Inman, whose office is located on the lower level of the Hagerty Library, began at Drexel near the end of May 2019. Once she started, she quickly began what she coined her “Drexel learning tour.”

She established relationships with different stakeholders — from vice provosts to deans to faculty to directors of academic and administrative units — to learn how teaching is already being performed at the University and what could be done to improve that. This summer, the Teaching and Learning Center also supported existing initiatives like the Office of Faculty Affair’s New Faculty Orientation and the Graduate College’s TA Orientation, and Inman also provided pedagogical development to instructors at those events as well as the First-Year Writing Orientation, the Faculty Resources Fair and orientations for University 101 instructors and faculty from the College of Nursing and Health Professions.

Up next? Facilitating customized workshops for individual departments, completing a three-year strategic plan for the center and compiling a list of resources available within the University, as well as journals and online resources through Drexel University Libraries, that faculty can use. Inman also plans to launch a program for mid-career and senior-level faculty to foster leadership in teaching across the University.

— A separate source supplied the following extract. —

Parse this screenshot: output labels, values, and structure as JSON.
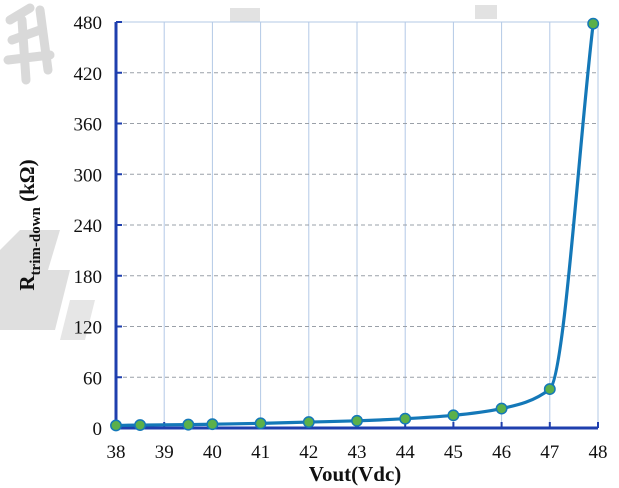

“One of the overarching things we want to do is make teaching more of a public and shared endeavor across the University,” said Inman. “It’s about faculty talking with each other and sharing what’s happening in their classrooms — sharing ideas and creating a community around teaching. We found that people share their scholarship and what they’re doing with their research, but often teaching is something that gets held close to the chest as this private endeavor.”

Inman wants to encourage more conversations and promote the available resources for faculty at Drexel — and create a culture shift around teaching at the University.

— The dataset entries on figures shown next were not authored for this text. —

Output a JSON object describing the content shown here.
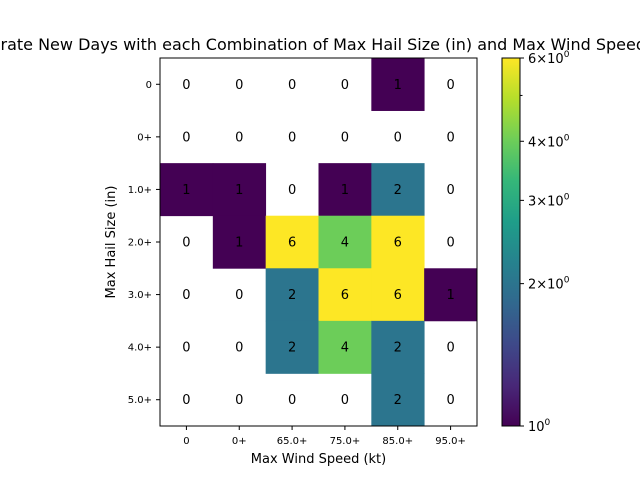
{
  "chart_data": {
    "type": "heatmap",
    "title": "Moderate New Days with each Combination of Max Hail Size (in) and Max Wind Speed (kt)",
    "xlabel": "Max Wind Speed (kt)",
    "ylabel": "Max Hail Size (in)",
    "x_categories": [
      "0",
      "0+",
      "65.0+",
      "75.0+",
      "85.0+",
      "95.0+"
    ],
    "y_categories": [
      "0",
      "0+",
      "1.0+",
      "2.0+",
      "3.0+",
      "4.0+",
      "5.0+"
    ],
    "values": [
      [
        0,
        0,
        0,
        0,
        1,
        0
      ],
      [
        0,
        0,
        0,
        0,
        0,
        0
      ],
      [
        1,
        1,
        0,
        1,
        2,
        0
      ],
      [
        0,
        1,
        6,
        4,
        6,
        0
      ],
      [
        0,
        0,
        2,
        6,
        6,
        1
      ],
      [
        0,
        0,
        2,
        4,
        2,
        0
      ],
      [
        0,
        0,
        0,
        0,
        2,
        0
      ]
    ],
    "colorscale": "viridis",
    "color_scale_type": "log",
    "zero_cells": "blank (white)",
    "color_range": [
      1,
      6
    ],
    "colorbar": {
      "ticks": [
        1,
        2,
        3,
        4,
        6
      ],
      "tick_labels": [
        "10^0",
        "2×10^0",
        "3×10^0",
        "4×10^0",
        "6×10^0"
      ]
    },
    "grid": false
  }
}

“I think it’s really important that people don’t see the center as a place that is punitive — you don’t get sent here because you’re a bad teacher or you got in trouble,” she said. “I see it as a place where great teachers go to get better and a place where we celebrate great teaching.”

Another common misconception she’s come across during her “Drexel learning experience” was why Drexel, as an R1 research university and a research-focused institution, even needed a center like this, or what role it could play.

“Because we’re an R1 institution, we value research and disseminate it,” said Inman. “This focus on research extends to teaching as well — the center will serve to make faculty aware of up-to-date research on teaching in higher education and practical ways to apply it. But, the center will also be a place that generates research and supports faculty to engage in research about their teaching — especially in Drexel’s signature areas of experiential learning and technology-infused education. It’s about constantly reevaluating our teaching to ensure the best possible learning experiences for our students but also sharing that knowledge.”

“And that’s really the whole Drexel brand, right?” Horvat added. “That’s what we’re all about at Drexel.”